Der Kläger hält diese Werbeform für wettbewerbswidrig, da Verstöße gemäß  Nummer 28 des Anhangs zu § 3 Abs. 3 UWG vorliegen. Er stellt Antrag, dass der Beklagte derartige Werbeinstrumente in Zukunft zu unterlassen habe. Der Beklagte führt jedoch aus, dass seine Werbung keine ausdrückliche Kaufaufforderung enthalte und auch nicht explizit an Kinder gerichtet sei.

In seiner Entscheidung führt der Bundesgerichtshof nun aus, dass die in eine Werbung inkludierte unmittelbare Aufforderung an Kinder eine Ware zu erwerben oder eine Dienstleistung in Anspruch zu nehmen stets unzulässig im Sinne des § 3 Abs. 3 UWG ist. Die Aussage „Schnapp dir…“ stellt in diesem Kontext eine an Kinder gerichtete Kaufaufforderung im Sinne der Nummer 28 des Anhangs zu § 3 Abs. 3 UWG dar. Die Formulierung der Werbung im Imperativ kommt hier einem Kaufappell gleich und ist somit als eine Aufforderung zum Erwerb zu betrachten.
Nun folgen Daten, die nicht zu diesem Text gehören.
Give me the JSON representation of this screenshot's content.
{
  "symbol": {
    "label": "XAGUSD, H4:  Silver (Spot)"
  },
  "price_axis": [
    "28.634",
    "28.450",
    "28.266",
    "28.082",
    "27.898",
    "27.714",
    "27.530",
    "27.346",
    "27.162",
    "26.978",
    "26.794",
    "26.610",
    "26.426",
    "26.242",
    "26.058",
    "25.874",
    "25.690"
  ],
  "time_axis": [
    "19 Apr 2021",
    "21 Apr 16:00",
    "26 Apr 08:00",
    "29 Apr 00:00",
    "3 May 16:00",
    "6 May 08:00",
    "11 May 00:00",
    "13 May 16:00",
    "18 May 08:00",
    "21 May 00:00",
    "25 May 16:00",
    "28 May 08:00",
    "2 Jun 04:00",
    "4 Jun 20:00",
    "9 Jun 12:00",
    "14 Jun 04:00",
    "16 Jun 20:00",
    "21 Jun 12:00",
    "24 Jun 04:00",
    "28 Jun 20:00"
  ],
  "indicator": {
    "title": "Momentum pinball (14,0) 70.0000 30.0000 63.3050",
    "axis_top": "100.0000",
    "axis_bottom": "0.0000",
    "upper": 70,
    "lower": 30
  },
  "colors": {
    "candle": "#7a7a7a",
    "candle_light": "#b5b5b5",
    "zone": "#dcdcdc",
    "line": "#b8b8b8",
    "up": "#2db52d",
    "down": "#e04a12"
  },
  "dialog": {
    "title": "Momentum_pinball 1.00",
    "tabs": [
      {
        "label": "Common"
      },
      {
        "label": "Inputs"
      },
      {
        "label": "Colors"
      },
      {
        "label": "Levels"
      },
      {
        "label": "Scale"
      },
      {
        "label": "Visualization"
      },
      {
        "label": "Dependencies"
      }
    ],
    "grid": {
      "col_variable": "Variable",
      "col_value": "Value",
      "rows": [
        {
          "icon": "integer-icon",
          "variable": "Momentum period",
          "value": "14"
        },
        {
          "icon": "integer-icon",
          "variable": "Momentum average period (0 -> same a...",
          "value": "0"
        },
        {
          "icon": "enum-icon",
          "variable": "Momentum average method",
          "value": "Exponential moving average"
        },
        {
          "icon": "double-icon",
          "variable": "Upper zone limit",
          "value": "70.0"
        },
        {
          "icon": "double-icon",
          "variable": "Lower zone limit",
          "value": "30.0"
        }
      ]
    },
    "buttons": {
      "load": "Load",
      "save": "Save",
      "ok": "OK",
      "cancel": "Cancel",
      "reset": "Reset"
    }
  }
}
Es ist nicht entscheidend, ob die Zielgruppe des Rollenspiels sich ebenfalls auf volljährige Spieler erstreckt, da die vorliegende Formulierung der Werbung sich explizit an Minderjährige richtet. Sie wird sprachlich von einer durchgängigen Verwendung der direkten Ansprache in der zweiten Person Singular und überwiegend kindertypischen Begrifflichkeiten einschließlich gebräuchlichen Anglizismen geprägt.

Es handelt sich also nicht nur um eine an jedermann gerichtete Werbung, von der sich auch Minderjährige angesprochen fühlen und auch nicht um eine im Schwerpunkt eindeutig an Jugendliche gerichtete Werbung, von der auch das eine oder andere Kind unter 14 Jahren angesprochen wird.

Der Beklagte hat Webremaßnahmen dieser Art zu unterlassen.

Ins Besondere mit dem Erfolg von Smartphone- und Tablet-Apps erwachsen neue rechtliche Hindernisse, da die Konsumentengruppe oft nicht bewusst gesteuert werden kann. Insofern ist auch bei der Wahl der Werbemaßnahmen für In-App-Käufe höchste Vorsicht geboten.